Textpattern CMS support forum
You are not logged in. Register | Login | Help
- Topics: Active | Unanswered
Re: Txp human detection
Working solution, for posterity. It’s a variation of Stef’s suggestion.
RewriteRule "^(articles/.+)" $1?tt=%{TIME} [L,R=303,CO=bot:1:www.mysite.com]

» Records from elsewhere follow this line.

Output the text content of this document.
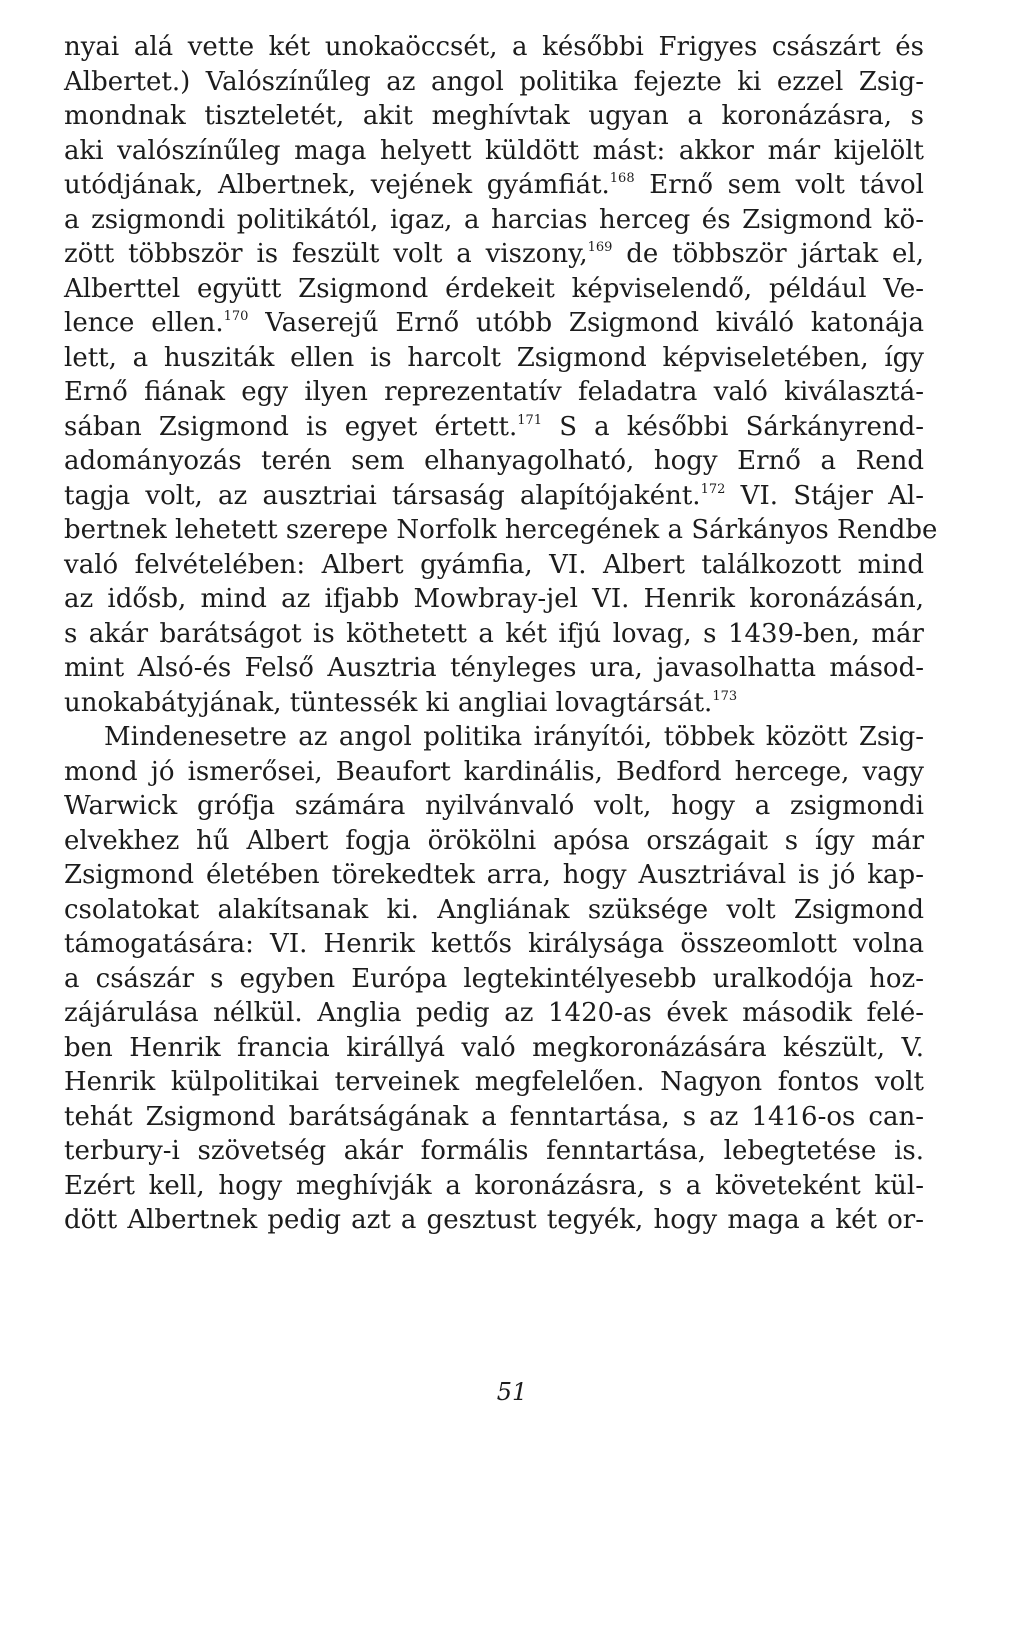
nyai alá vette két unokaöccsét, a későbbi Frigyes császárt és
Albertet.) Valószínűleg az angol politika fejezte ki ezzel Zsig-
mondnak tiszteletét, akit meghívtak ugyan a koronázásra, s
aki valószínűleg maga helyett küldött mást: akkor már kijelölt
utódjának, Albertnek, vejének gyámfiát.$^{168}$ Ernő sem volt távol
a zsigmondi politikától, igaz, a harcias herceg és Zsigmond kö-
zött többször is feszült volt a viszony,$^{169}$ de többször jártak el,
Alberttel együtt Zsigmond érdekeit képviselendő, például Ve-
lence ellen.$^{170}$ Vaserejű Ernő utóbb Zsigmond kiváló katonája
lett, a husziták ellen is harcolt Zsigmond képviseletében, így
Ernő fiának egy ilyen reprezentatív feladatra való kiválasztá-
sában Zsigmond is egyet értett.$^{171}$ S a későbbi Sárkányrend-
adományozás terén sem elhanyagolható, hogy Ernő a Rend
tagja volt, az ausztriai társaság alapítójaként.$^{172}$ VI. Stájer Al-
bertnek lehetett szerepe Norfolk hercegének a Sárkányos Rendbe
való felvételében: Albert gyámfia, VI. Albert találkozott mind
az idősb, mind az ifjabb Mowbray-jel VI. Henrik koronázásán,
s akár barátságot is köthetett a két ifjú lovag, s 1439-ben, már
mint Alsó-és Felső Ausztria tényleges ura, javasolhatta másod-
unokabátyjának, tüntessék ki angliai lovagtársát.$^{173}$
Mindenesetre az angol politika irányítói, többek között Zsig-
mond jó ismerősei, Beaufort kardinális, Bedford hercege, vagy
Warwick grófja számára nyilvánvaló volt, hogy a zsigmondi
elvekhez hű Albert fogja örökölni apósa országait s így már
Zsigmond életében törekedtek arra, hogy Ausztriával is jó kap-
csolatokat alakítsanak ki. Angliának szüksége volt Zsigmond
támogatására: VI. Henrik kettős királysága összeomlott volna
a császár s egyben Európa legtekintélyesebb uralkodója hoz-
zájárulása nélkül. Anglia pedig az 1420-as évek második felé-
ben Henrik francia királlyá való megkoronázására készült, V.
Henrik külpolitikai terveinek megfelelően. Nagyon fontos volt
tehát Zsigmond barátságának a fenntartása, s az 1416-os can-
terbury-i szövetség akár formális fenntartása, lebegtetése is.
Ezért kell, hogy meghívják a koronázásra, s a követeként kül-
dött Albertnek pedig azt a gesztust tegyék, hogy maga a két or-
51
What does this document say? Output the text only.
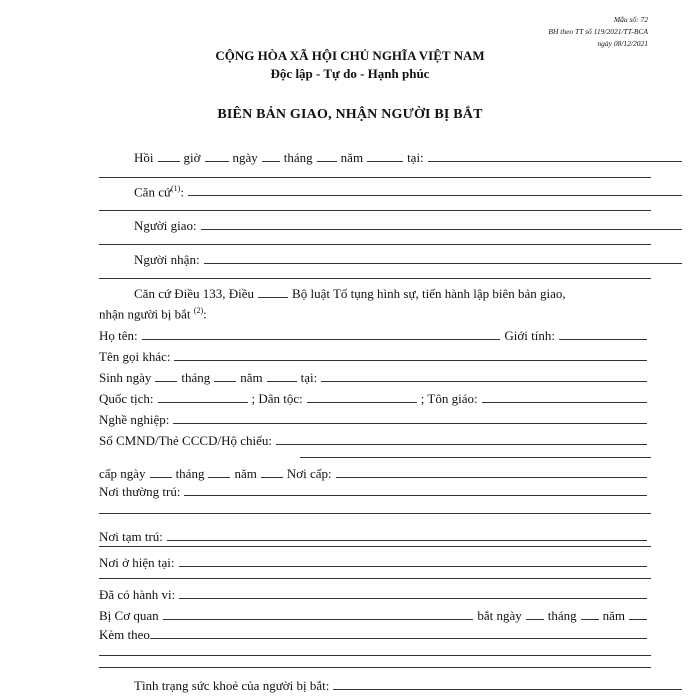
Mẫu số: 72
BH theo TT số 119/2021/TT-BCA
ngày 08/12/2021
CỘNG HÒA XÃ HỘI CHỦ NGHĨA VIỆT NAM
Độc lập - Tự do - Hạnh phúc
BIÊN BẢN GIAO, NHẬN NGƯỜI BỊ BẮT
Hồi giờ ngày tháng năm	tại:
Căn cứ$^{(1)}$:
Người giao:
Người nhận:
Căn cứ Điều 133, Điều	Bộ luật Tố tụng hình sự, tiến hành lập biên bản giao,
nhận người bị bắt $^{(2)}$:
Họ tên:	Giới tính:
Tên gọi khác:
Sinh ngày tháng năm	tại:
Quốc tịch:	; Dân tộc:	; Tôn giáo:
Nghề nghiệp:
Số CMND/Thẻ CCCD/Hộ chiếu:
cấp ngày tháng năm Nơi cấp:
Nơi thường trú:
Nơi tạm trú:
Nơi ở hiện tại:
Đã có hành vi:
Bị Cơ quan	bắt ngày tháng năm
Kèm theo
Tình trạng sức khoẻ của người bị bắt:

I then had the issue that LiteSpeed (commercial Apache clone) adds a “.” in front of the domain, so I have to expire that cookie in php; otherwise, it has two cookies with the same name and gets all confused:
if ( isset( $_COOKIE["bot"] ) ) {
$counter = 1 + (int) $_COOKIE["bot"] ;
setcookie( "bot", "", time() - 3600, "/", ".www.mysite.com" ) ;
}
else
$counter = 1 ;
setcookie( "bot", (string) $counter, 0, "/" ) ;
Offline
Re: Txp human detection
Update: Since implementing the above, bot rejection is above 80%. Specifically, rejected were agents that pretended to be browsers, appeared with no previous cookie, and attempted to revisit without a new cookie.
I could improve that by confirming that the revisit is from the same IP address, as well as confirming that the revisit is within some small time window. Both of these are violated by crawler swarms. Implementing these checks in Apache would be a fun exercise that I might do on a rainy day.
Offline